= Center for Telemedicine =

German institution in the field of telemedicine

The Center for Telemedicine (ZTM), based in Bad Kissingen, is an institution in the field of telemedicine in Germany.

== History and structure ==
The ZTM was founded in 2010 as the Center for Telemedicine (Zentrum für Telemedizin e.V.). In 2013, ZTM Bad Kissingen GmbH was founded, which focuses on the development and implementation of telemedicine systems. In 2021, the Innovative Healthcare Foundation was established to promote educational initiatives in the healthcare sector. These three organizations work closely together to advance innovations in the field of telemedicine.

== Tasks and projects ==
The ZTM develops and operates nationwide telemedicine systems for digital networking in the healthcare sector. Its main tasks include developing new solutions, advising healthcare stakeholders, and providing information on telemedicine and e-health.

=== Important products ===

- NIDAklinik: A system for telemedical pre-registration of emergency medical services patients, used in over 500 hospitals nationwide.
- Copilot: A digital nursing assistance system that ensures safety and comfort in assisted living facilities in approximately 1,150 apartments across Germany.
- Curafida: An e-health platform that supports everyday medical and therapeutic practices in over 100 facilities nationwide.
- MIA: A system for telemedicine-assisted home visits, used in approximately 60 healthcare facilities.
- Buddy: A customizable AI chatbot for medical and healthcare applications to support patients, professionals, and organizations.

In addition, the ZTM is involved in projects such as “MS bewegt”, which was launched together with a health insurance company and the Multiple Sclerosis Support Group (AMSEL) to improve the mobility of MS patients through digital solutions.

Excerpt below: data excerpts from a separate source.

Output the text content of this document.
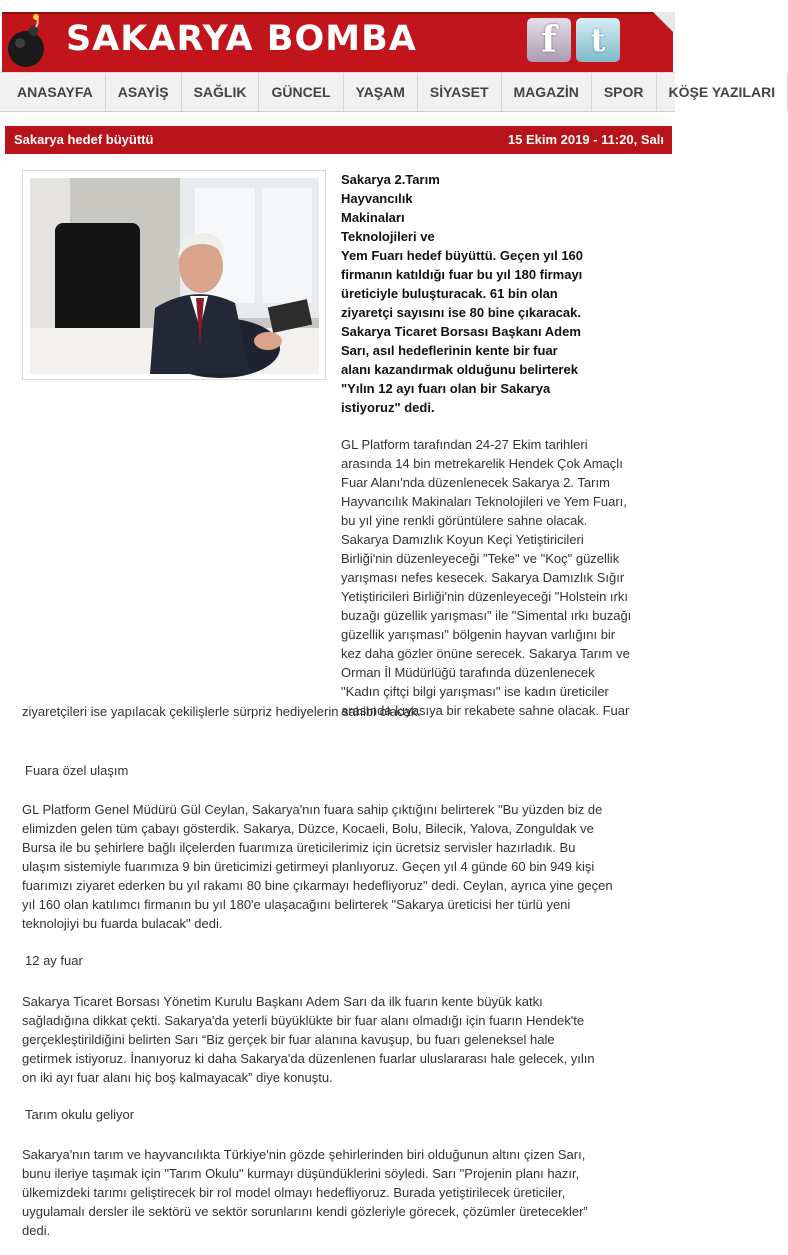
SAKARYA BOMBA	f	t
ANASAYFA ASAYİŞ SAĞLIK GÜNCEL YAŞAM SİYASET MAGAZİN SPOR KÖŞE YAZILARI
Sakarya hedef büyüttü	15 Ekim 2019 - 11:20, Salı
Sakarya 2.Tarım
Hayvancılık
Makinaları
Teknolojileri ve
Yem Fuarı hedef büyüttü. Geçen yıl 160
firmanın katıldığı fuar bu yıl 180 firmayı
üreticiyle buluşturacak. 61 bin olan
ziyaretçi sayısını ise 80 bine çıkaracak.
Sakarya Ticaret Borsası Başkanı Adem
Sarı, asıl hedeflerinin kente bir fuar
alanı kazandırmak olduğunu belirterek
"Yılın 12 ayı fuarı olan bir Sakarya
istiyoruz" dedi.
GL Platform tarafından 24-27 Ekim tarihleri
arasında 14 bin metrekarelik Hendek Çok Amaçlı
Fuar Alanı'nda düzenlenecek Sakarya 2. Tarım
Hayvancılık Makinaları Teknolojileri ve Yem Fuarı,
bu yıl yine renkli görüntülere sahne olacak.
Sakarya Damızlık Koyun Keçi Yetiştiricileri
Birliği'nin düzenleyeceği "Teke" ve "Koç" güzellik
yarışması nefes kesecek. Sakarya Damızlık Sığır
Yetiştiricileri Birliği'nin düzenleyeceği "Holstein ırkı
buzağı güzellik yarışması" ile "Simental ırkı buzağı
güzellik yarışması" bölgenin hayvan varlığını bir
kez daha gözler önüne serecek. Sakarya Tarım ve
Orman İl Müdürlüğü tarafında düzenlenecek
"Kadın çiftçi bilgi yarışması" ise kadın üreticiler
arasında kıyasıya bir rekabete sahne olacak. Fuar
ziyaretçileri ise yapılacak çekilişlerle sürpriz hediyelerin sahibi olacak.
Fuara özel ulaşım
GL Platform Genel Müdürü Gül Ceylan, Sakarya'nın fuara sahip çıktığını belirterek "Bu yüzden biz de
elimizden gelen tüm çabayı gösterdik. Sakarya, Düzce, Kocaeli, Bolu, Bilecik, Yalova, Zonguldak ve
Bursa ile bu şehirlere bağlı ilçelerden fuarımıza üreticilerimiz için ücretsiz servisler hazırladık. Bu
ulaşım sistemiyle fuarımıza 9 bin üreticimizi getirmeyi planlıyoruz. Geçen yıl 4 günde 60 bin 949 kişi
fuarımızı ziyaret ederken bu yıl rakamı 80 bine çıkarmayı hedefliyoruz" dedi. Ceylan, ayrıca yine geçen
yıl 160 olan katılımcı firmanın bu yıl 180'e ulaşacağını belirterek "Sakarya üreticisi her türlü yeni
teknolojiyi bu fuarda bulacak" dedi.
12 ay fuar
Sakarya Ticaret Borsası Yönetim Kurulu Başkanı Adem Sarı da ilk fuarın kente büyük katkı
sağladığına dikkat çekti. Sakarya'da yeterli büyüklükte bir fuar alanı olmadığı için fuarın Hendek'te
gerçekleştirildiğini belirten Sarı “Biz gerçek bir fuar alanına kavuşup, bu fuarı geleneksel hale
getirmek istiyoruz. İnanıyoruz ki daha Sakarya'da düzenlenen fuarlar uluslararası hale gelecek, yılın
on iki ayı fuar alanı hiç boş kalmayacak” diye konuştu.
Tarım okulu geliyor
Sakarya'nın tarım ve hayvancılıkta Türkiye'nin gözde şehirlerinden biri olduğunun altını çizen Sarı,
bunu ileriye taşımak için "Tarım Okulu" kurmayı düşündüklerini söyledi. Sarı "Projenin planı hazır,
ülkemizdeki tarımı geliştirecek bir rol model olmayı hedefliyoruz. Burada yetiştirilecek üreticiler,
uygulamalı dersler ile sektörü ve sektör sorunlarını kendi gözleriyle görecek, çözümler üretecekler”
dedi.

== Recognition and promotion ==
Since its founding, the ZTM has received institutional funding from the Bavarian State Ministry of Health and Care. In 2024 alone, the association received approximately €607,500 to support its projects.

The ZTM has received numerous awards for its innovative approaches. For example, it received the Karl Storz Telemedicine Award for the "Tele-View for Refugees" project, which improves medical care for refugees through telemedicine solutions.